Two distinct needs here: photo capture as a fifth source type (alongside URL, YouTube, screenshot, PDF), and personal recipe notes — cook-specific adjustments like temperature offsets, timing tweaks, and substitutions that persist across sessions. Scoped for v1.1.
→
"Availability on a bigger screen would be nice — cooking at home."
The app is a responsive web app, so larger screens are already supported. The recipe detail and cook mode screens benefit significantly from more canvas — ingredients and steps can sit side-by-side rather than stacked, reducing the need to scroll while cooking.
→
"There's an options button but no screen — I'd expect to delete a recipe or edit tags from there."
A clear scope gap: the options affordance was designed without its destination. Users correctly expected a bottom sheet with at minimum delete, edit tags, and manage source actions. The options screen is the first item scoped for v1.1, as it directly unblocks basic recipe management.
08 — Sprint → Shipped
Documenting every design decision — not just the outcome, but the rationale and the rejected alternatives — meant the implementation had unusually clear requirements to work from. The confidence threshold, the pipeline step names, the per-field flag logic: all of it was written down precisely enough to implement directly.
The gap between prototype and product was narrow by design. When you can explain exactly why a UI behaves the way it does, building it becomes a translation problem rather than a interpretation problem.
Three things held up without change from design to production:
The live app is at souschef-sepia.vercel.app — every screen in this case study corresponds to a live, working feature.
09 — Learnings
Four honest observations from running a complete design sprint with AI as collaborator — what worked, what didn't, and what changes next time.
01
AI is exceptional at first drafts, weak at final judgment.
Claude could generate a complete persona, journey map, or screen layout in seconds. But every output needed design judgment applied: is the framing right? Does this match what users actually said?
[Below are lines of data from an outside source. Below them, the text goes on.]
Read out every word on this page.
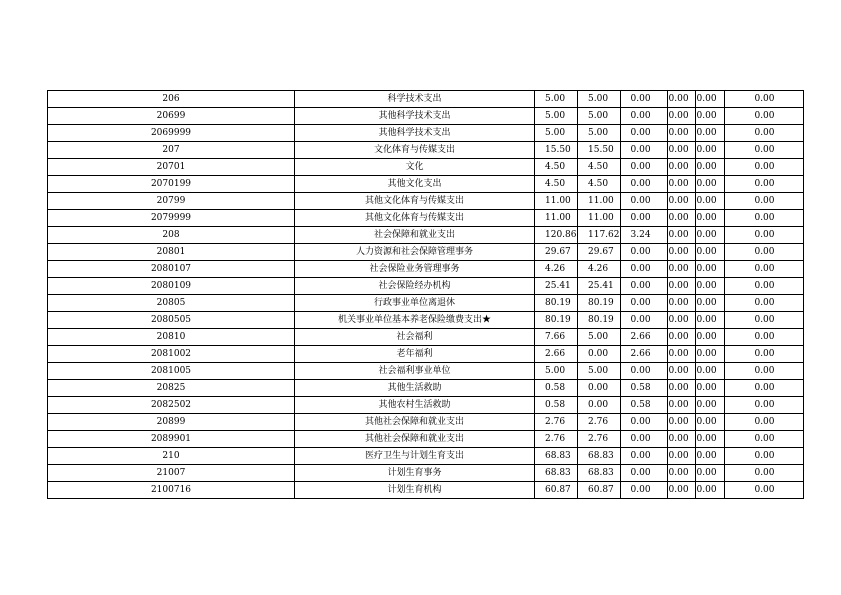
206	科学技术支出	5.00	5.00	0.00	0.00	0.00	0.00
20699	其他科学技术支出	5.00	5.00	0.00	0.00	0.00	0.00
2069999	其他科学技术支出	5.00	5.00	0.00	0.00	0.00	0.00
207	文化体育与传媒支出	15.50	15.50	0.00	0.00	0.00	0.00
20701	文化	4.50	4.50	0.00	0.00	0.00	0.00
2070199	其他文化支出	4.50	4.50	0.00	0.00	0.00	0.00
20799	其他文化体育与传媒支出	11.00	11.00	0.00	0.00	0.00	0.00
2079999	其他文化体育与传媒支出	11.00	11.00	0.00	0.00	0.00	0.00
208	社会保障和就业支出	120.86	117.62	3.24	0.00	0.00	0.00
20801	人力资源和社会保障管理事务	29.67	29.67	0.00	0.00	0.00	0.00
2080107	社会保险业务管理事务	4.26	4.26	0.00	0.00	0.00	0.00
2080109	社会保险经办机构	25.41	25.41	0.00	0.00	0.00	0.00
20805	行政事业单位离退休	80.19	80.19	0.00	0.00	0.00	0.00
2080505	机关事业单位基本养老保险缴费支出★	80.19	80.19	0.00	0.00	0.00	0.00
20810	社会福利	7.66	5.00	2.66	0.00	0.00	0.00
2081002	老年福利	2.66	0.00	2.66	0.00	0.00	0.00
2081005	社会福利事业单位	5.00	5.00	0.00	0.00	0.00	0.00
20825	其他生活救助	0.58	0.00	0.58	0.00	0.00	0.00
2082502	其他农村生活救助	0.58	0.00	0.58	0.00	0.00	0.00
20899	其他社会保障和就业支出	2.76	2.76	0.00	0.00	0.00	0.00
2089901	其他社会保障和就业支出	2.76	2.76	0.00	0.00	0.00	0.00
210	医疗卫生与计划生育支出	68.83	68.83	0.00	0.00	0.00	0.00
21007	计划生育事务	68.83	68.83	0.00	0.00	0.00	0.00
2100716	计划生育机构	60.87	60.87	0.00	0.00	0.00	0.00
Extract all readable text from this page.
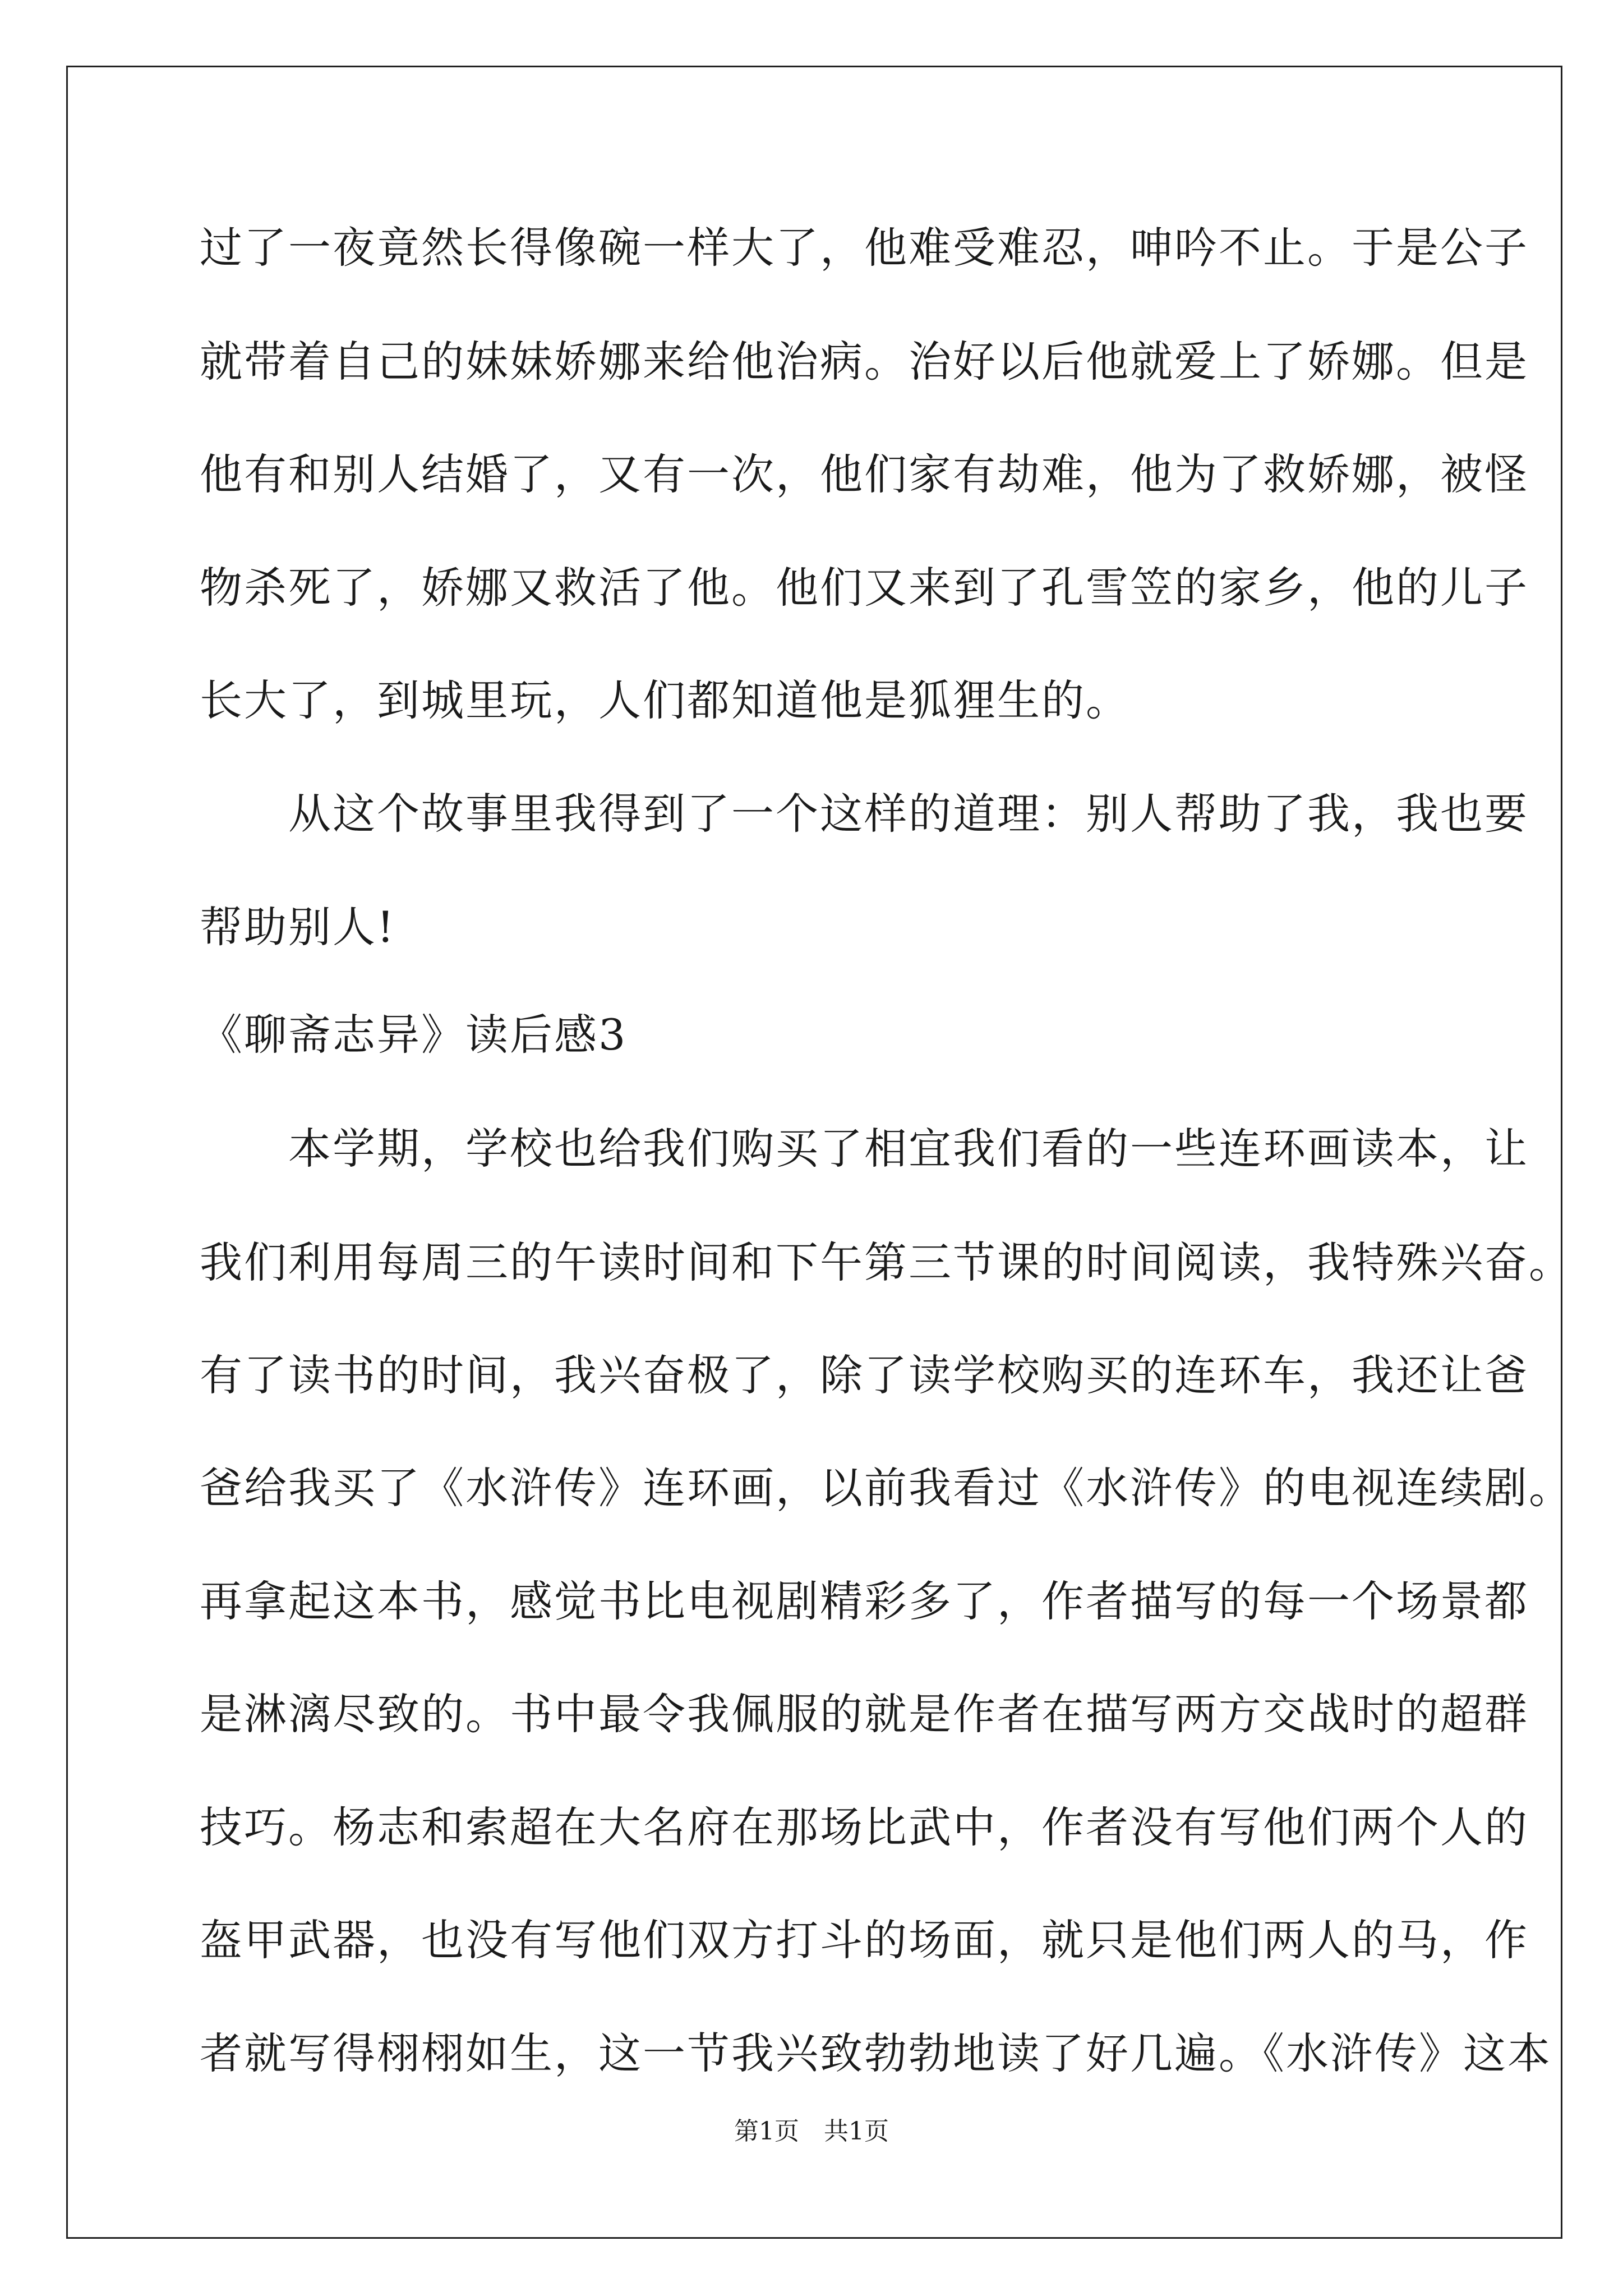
过了一夜竟然长得像碗一样大了，他难受难忍，呻吟不止。于是公子
就带着自己的妹妹娇娜来给他治病。治好以后他就爱上了娇娜。但是
他有和别人结婚了，又有一次，他们家有劫难，他为了救娇娜，被怪
物杀死了，娇娜又救活了他。他们又来到了孔雪笠的家乡，他的儿子
长大了，到城里玩，人们都知道他是狐狸生的。
　　从这个故事里我得到了一个这样的道理：别人帮助了我，我也要
帮助别人!
《聊斋志异》读后感3
　　本学期，学校也给我们购买了相宜我们看的一些连环画读本，让
我们利用每周三的午读时间和下午第三节课的时间阅读，我特殊兴奋。
有了读书的时间，我兴奋极了，除了读学校购买的连环车，我还让爸
爸给我买了《水浒传》连环画，以前我看过《水浒传》的电视连续剧。
再拿起这本书，感觉书比电视剧精彩多了，作者描写的每一个场景都
是淋漓尽致的。书中最令我佩服的就是作者在描写两方交战时的超群
技巧。杨志和索超在大名府在那场比武中，作者没有写他们两个人的
盔甲武器，也没有写他们双方打斗的场面，就只是他们两人的马，作
者就写得栩栩如生，这一节我兴致勃勃地读了好几遍。《水浒传》这本
第1页　共1页
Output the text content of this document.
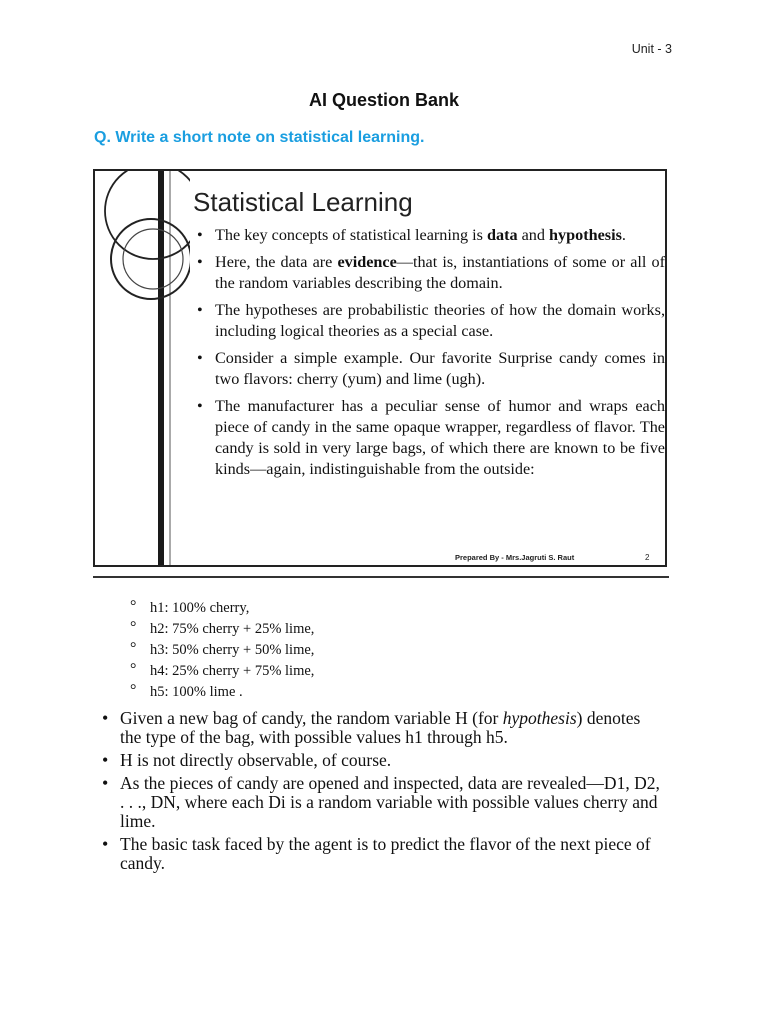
Unit - 3
AI Question Bank
Q. Write a short note on statistical learning.
Statistical Learning
• The key concepts of statistical learning is data and hypothesis.
• Here, the data are evidence—that is, instantiations of some or all of the random variables describing the domain.
• The hypotheses are probabilistic theories of how the domain works, including logical theories as a special case.
• Consider a simple example. Our favorite Surprise candy comes in two flavors: cherry (yum) and lime (ugh).
• The manufacturer has a peculiar sense of humor and wraps each piece of candy in the same opaque wrapper, regardless of flavor. The candy is sold in very large bags, of which there are known to be five kinds—again, indistinguishable from the outside:
Prepared By - Mrs.Jagruti S. Raut	2
° h1: 100% cherry,
° h2: 75% cherry + 25% lime,
° h3: 50% cherry + 50% lime,
° h4: 25% cherry + 75% lime,
° h5: 100% lime .
• Given a new bag of candy, the random variable H (for hypothesis) denotes the type of the bag, with possible values h1 through h5.
• H is not directly observable, of course.
• As the pieces of candy are opened and inspected, data are revealed—D1, D2, . . ., DN, where each Di is a random variable with possible values cherry and lime.
• The basic task faced by the agent is to predict the flavor of the next piece of candy.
The speed is real; the quality gate cannot be removed.
02
The reframe is always the human's job.
The pivot from "organisation problem" to "capture-to-cook pipeline problem" came from my reading of the research, not from Claude. AI can surface patterns in data but it cannot decide which pattern matters most. That's still a design skill.
03
Design system consistency requires active enforcement.
Without design system documentation shared at each session, inconsistencies crept in — wrong border radii, mixed icon libraries, colour drift. The system had to be written down and enforced turn-by-turn. AI doesn't internalise; it references.
04
The process creates a natural audit trail.
Every decision in this case study is traceable to a specific conversation turn. Having to write everything down to communicate with the model created documentation that solo design rarely produces. That auditability is genuinely valuable — in portfolio terms and in handoff terms.